Autoportrait

2 minutes de lecture

Dans cette grotte presque grise

Au clair-obscur de ma jeunesse

J'avançais chaînes aux pieds

Rêvant de chevaux et Pampa

D'estaminets mal éclairés

De gueux et de gueuses mal partis

De gloire et d'éphémère

De dièses et de bémols

Sartre dans une main Verne dans l'autre

Et la fronde dans ma tête

Plus de chaînes aux pieds

Plus de chaînes au cœur

Et dans la sérénité d'une âme galante

Poser un regard emmétrope sur l'Univers

O frères linéaires étaient-ils si bruyants ces rêves

Que le canard de la cuvée fût contraint de les faire en silence?

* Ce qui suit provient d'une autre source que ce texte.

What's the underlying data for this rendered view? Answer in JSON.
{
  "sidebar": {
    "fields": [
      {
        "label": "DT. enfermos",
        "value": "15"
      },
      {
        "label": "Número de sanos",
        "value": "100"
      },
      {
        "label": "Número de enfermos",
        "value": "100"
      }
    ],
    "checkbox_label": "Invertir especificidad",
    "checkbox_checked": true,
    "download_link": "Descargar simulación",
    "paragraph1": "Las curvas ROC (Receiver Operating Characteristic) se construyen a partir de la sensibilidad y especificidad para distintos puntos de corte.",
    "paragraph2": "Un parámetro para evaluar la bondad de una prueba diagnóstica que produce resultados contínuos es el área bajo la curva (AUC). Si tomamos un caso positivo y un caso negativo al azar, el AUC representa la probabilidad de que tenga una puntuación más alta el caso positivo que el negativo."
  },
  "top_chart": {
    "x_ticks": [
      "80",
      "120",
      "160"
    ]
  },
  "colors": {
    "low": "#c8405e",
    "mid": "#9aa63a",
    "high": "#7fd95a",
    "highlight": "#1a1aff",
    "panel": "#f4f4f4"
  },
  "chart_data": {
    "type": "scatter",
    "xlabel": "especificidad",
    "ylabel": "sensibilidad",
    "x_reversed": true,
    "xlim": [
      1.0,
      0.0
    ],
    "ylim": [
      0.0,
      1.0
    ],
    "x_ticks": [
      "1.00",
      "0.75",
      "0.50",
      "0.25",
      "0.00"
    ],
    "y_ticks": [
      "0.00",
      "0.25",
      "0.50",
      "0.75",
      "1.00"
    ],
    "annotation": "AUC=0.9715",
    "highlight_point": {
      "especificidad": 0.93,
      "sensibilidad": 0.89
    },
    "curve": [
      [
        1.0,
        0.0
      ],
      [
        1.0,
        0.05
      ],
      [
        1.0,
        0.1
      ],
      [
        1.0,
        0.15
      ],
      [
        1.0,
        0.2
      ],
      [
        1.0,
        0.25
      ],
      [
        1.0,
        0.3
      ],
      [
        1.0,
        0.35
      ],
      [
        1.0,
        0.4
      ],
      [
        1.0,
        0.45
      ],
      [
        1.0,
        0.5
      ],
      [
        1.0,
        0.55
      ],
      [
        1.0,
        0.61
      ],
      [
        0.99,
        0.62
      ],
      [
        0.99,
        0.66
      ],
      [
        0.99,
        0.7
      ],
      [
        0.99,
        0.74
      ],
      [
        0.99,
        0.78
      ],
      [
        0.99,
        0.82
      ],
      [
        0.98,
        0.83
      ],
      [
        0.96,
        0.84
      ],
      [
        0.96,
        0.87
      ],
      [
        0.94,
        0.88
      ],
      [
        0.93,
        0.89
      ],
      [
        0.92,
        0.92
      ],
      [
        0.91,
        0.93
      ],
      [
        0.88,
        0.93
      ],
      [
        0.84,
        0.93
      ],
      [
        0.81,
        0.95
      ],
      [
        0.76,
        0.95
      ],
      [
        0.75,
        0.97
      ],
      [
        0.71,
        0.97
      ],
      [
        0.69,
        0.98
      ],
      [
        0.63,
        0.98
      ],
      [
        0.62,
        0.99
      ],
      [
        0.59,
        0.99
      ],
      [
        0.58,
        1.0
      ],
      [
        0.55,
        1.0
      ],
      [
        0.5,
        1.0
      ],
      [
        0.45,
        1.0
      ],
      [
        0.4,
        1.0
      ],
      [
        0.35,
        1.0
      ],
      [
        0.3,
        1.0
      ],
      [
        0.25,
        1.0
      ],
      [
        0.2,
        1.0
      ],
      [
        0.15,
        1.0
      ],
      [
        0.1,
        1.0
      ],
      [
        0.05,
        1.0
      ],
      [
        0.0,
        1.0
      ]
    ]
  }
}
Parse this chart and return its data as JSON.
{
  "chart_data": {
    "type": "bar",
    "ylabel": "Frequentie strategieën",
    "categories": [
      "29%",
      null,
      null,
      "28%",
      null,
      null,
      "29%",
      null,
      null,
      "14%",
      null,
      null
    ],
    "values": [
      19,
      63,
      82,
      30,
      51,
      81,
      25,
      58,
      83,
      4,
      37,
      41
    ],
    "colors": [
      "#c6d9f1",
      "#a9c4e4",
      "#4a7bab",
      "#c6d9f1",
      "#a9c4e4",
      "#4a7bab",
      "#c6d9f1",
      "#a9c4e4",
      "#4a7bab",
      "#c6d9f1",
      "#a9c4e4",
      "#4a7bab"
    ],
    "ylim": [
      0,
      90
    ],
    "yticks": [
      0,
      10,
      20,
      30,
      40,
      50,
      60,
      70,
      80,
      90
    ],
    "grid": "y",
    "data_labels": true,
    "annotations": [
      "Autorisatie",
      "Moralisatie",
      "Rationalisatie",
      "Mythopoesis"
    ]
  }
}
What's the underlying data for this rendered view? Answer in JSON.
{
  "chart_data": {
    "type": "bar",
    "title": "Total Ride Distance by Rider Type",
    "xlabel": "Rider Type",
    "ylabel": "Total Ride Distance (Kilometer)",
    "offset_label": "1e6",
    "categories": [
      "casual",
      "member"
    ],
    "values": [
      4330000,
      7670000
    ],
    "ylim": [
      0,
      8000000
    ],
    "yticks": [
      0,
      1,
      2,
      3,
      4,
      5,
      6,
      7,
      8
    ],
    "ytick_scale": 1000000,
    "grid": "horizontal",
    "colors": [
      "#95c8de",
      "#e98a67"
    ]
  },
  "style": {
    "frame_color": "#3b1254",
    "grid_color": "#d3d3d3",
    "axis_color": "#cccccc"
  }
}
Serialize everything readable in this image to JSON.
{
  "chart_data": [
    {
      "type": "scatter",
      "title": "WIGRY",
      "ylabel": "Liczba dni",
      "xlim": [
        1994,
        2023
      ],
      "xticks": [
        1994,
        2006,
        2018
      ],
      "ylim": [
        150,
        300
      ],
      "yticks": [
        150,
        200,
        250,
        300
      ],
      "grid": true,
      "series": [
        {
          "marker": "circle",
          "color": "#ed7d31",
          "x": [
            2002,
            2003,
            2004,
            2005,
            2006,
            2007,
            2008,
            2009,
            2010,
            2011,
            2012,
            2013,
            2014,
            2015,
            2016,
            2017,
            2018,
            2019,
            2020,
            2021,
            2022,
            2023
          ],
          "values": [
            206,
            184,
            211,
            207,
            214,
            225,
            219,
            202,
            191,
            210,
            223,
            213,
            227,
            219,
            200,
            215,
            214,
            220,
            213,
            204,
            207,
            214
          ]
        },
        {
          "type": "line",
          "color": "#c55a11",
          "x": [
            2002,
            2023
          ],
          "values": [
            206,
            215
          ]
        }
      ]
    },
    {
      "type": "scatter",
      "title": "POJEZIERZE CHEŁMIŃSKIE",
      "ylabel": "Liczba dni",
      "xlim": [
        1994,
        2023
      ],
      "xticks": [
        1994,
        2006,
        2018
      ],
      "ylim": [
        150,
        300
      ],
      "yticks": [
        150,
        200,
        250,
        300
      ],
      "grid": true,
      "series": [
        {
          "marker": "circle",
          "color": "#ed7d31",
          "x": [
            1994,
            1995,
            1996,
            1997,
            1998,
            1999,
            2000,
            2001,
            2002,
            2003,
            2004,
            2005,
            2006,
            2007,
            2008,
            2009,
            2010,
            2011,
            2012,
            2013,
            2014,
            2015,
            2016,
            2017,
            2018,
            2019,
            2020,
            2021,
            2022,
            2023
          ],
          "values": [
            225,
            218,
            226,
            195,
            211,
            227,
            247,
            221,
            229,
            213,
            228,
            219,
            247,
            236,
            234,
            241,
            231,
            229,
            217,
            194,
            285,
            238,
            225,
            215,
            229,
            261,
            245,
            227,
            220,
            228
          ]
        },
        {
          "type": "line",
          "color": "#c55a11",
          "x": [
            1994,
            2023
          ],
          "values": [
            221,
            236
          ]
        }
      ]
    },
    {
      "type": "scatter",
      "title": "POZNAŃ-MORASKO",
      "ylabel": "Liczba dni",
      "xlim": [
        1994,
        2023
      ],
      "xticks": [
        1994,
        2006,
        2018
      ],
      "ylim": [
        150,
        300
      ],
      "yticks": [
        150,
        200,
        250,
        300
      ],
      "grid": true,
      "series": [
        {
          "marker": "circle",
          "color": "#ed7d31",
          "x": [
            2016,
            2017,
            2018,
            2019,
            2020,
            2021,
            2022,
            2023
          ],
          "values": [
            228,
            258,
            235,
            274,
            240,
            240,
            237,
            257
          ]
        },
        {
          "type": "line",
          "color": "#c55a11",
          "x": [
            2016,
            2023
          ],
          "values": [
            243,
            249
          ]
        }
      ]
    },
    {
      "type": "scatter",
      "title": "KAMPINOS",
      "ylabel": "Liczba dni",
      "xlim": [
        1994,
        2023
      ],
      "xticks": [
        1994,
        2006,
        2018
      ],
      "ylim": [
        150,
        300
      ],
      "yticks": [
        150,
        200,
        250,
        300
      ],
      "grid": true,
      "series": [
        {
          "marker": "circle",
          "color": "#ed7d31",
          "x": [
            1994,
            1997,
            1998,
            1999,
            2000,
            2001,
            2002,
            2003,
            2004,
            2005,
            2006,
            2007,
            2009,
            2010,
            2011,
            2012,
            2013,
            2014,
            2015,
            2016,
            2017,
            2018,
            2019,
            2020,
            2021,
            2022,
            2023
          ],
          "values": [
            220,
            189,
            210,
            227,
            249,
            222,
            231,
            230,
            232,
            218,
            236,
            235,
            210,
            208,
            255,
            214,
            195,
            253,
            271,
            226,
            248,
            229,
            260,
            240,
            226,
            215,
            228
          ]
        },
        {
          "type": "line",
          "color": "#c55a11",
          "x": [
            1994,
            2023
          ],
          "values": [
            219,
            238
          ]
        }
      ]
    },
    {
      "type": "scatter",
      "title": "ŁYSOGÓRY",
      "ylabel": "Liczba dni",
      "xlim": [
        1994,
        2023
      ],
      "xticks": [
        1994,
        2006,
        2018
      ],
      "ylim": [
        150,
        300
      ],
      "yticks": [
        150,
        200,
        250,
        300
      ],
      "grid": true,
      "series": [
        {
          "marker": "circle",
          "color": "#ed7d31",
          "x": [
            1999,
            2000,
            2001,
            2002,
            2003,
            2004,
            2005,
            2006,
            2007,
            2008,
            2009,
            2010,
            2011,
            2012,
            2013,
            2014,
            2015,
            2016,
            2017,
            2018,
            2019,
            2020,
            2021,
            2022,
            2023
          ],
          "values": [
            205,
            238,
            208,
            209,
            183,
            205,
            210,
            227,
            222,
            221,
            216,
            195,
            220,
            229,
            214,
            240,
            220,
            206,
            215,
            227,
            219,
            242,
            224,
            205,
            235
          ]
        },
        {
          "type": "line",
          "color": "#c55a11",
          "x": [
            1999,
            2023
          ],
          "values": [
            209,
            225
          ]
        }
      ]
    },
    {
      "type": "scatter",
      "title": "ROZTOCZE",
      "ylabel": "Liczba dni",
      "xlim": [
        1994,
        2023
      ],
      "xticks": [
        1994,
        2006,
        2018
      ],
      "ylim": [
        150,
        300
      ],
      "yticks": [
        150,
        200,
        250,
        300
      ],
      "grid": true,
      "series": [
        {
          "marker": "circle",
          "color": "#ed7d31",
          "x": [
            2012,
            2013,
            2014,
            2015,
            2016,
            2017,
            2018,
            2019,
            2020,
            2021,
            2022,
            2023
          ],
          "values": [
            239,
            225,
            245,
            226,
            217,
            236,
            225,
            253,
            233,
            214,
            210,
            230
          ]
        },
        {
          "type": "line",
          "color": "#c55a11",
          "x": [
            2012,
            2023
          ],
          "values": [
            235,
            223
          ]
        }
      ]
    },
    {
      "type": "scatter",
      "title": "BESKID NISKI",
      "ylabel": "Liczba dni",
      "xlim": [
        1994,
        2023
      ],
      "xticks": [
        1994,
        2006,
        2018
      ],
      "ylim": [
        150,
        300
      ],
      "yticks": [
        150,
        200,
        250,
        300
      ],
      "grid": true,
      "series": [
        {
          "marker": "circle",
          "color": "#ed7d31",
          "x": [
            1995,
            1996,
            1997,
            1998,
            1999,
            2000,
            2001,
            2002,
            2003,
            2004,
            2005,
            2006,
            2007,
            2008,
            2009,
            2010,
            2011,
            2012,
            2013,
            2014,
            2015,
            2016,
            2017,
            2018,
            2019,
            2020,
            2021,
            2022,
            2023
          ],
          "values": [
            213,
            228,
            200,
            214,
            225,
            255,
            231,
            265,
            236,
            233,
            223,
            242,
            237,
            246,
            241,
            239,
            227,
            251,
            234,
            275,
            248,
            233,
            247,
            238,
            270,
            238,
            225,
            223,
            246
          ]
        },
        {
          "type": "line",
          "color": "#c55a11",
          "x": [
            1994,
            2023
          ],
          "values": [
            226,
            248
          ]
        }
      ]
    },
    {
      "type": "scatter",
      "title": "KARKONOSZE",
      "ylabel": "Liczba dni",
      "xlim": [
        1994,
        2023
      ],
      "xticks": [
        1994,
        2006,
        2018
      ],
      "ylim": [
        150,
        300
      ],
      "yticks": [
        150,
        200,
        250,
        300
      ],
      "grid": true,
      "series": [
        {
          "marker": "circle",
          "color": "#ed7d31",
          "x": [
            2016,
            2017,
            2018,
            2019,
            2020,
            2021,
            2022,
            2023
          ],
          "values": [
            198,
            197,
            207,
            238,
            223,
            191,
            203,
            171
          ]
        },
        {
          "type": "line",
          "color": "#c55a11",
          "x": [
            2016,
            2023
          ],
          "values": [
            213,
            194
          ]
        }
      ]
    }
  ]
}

O géniteurs créateurs de contrits

A mon aube déjà je blasphémais l'oracle

Tandis que vous agitiez le diable sous mon nez

Maigre pudeur

Mon enfer n'était pavé que de mauvaises intentions

Et j'en étais fier

Mes Virgiles à moi étaient Lesbos et Onan

Et la nièce du Titien caressait mon prépuce

Quand je n'avais pas le temps d'aller au bois sacré des Amazones

Mes muses à moi n'avaient pas de prénom

Mais des corps aux parfums exotiques

Elles me montraient la voie royale du délit d'initié

O mes sœurs de lait

Que ne vous ai-je vues en chair et en os

Sur mon cheval sacré galopant la Pampa

Cette vaste plaine s'étendant sur des kilomètres carrés de mon infini délimité

Où je courais à perte de vue

Plus de chaînes aux pieds

Plus de chaînes au cœur

Je découvrais un monde à faire pâlir Christophe Colomb dans son œuf

Je découvrais une danse lascive dans la tiédeur des estaminets de bourgade

Là même où mon orgueil ne venait me surprendre

Or la lune en pointillé

La lune de mes nuits sans rêves

Quand mes doigts silencieux reproduisaient sur une guitare laborieuse

Les sons d'une magie éteinte

Mon temps ne s'est pas arrêté à Salins les Bains

Dieu Merci

L'amour araignée m'a tiré des griffes du néant

Des harpons des ténèbres

Adieux Limbes immémoriaux Que je n'aurai jamais foulés

Les couleurs de la vie et le chant de sirènes ont eu raison de vous

Mon temps ne s'arrêterait plus au coin des rues désertes

La diaspora guetterait le moindre de mes mouvements

Et de tes seins déjà matrice concupiscente

Coulait l'élixir de mes mille jeunesses.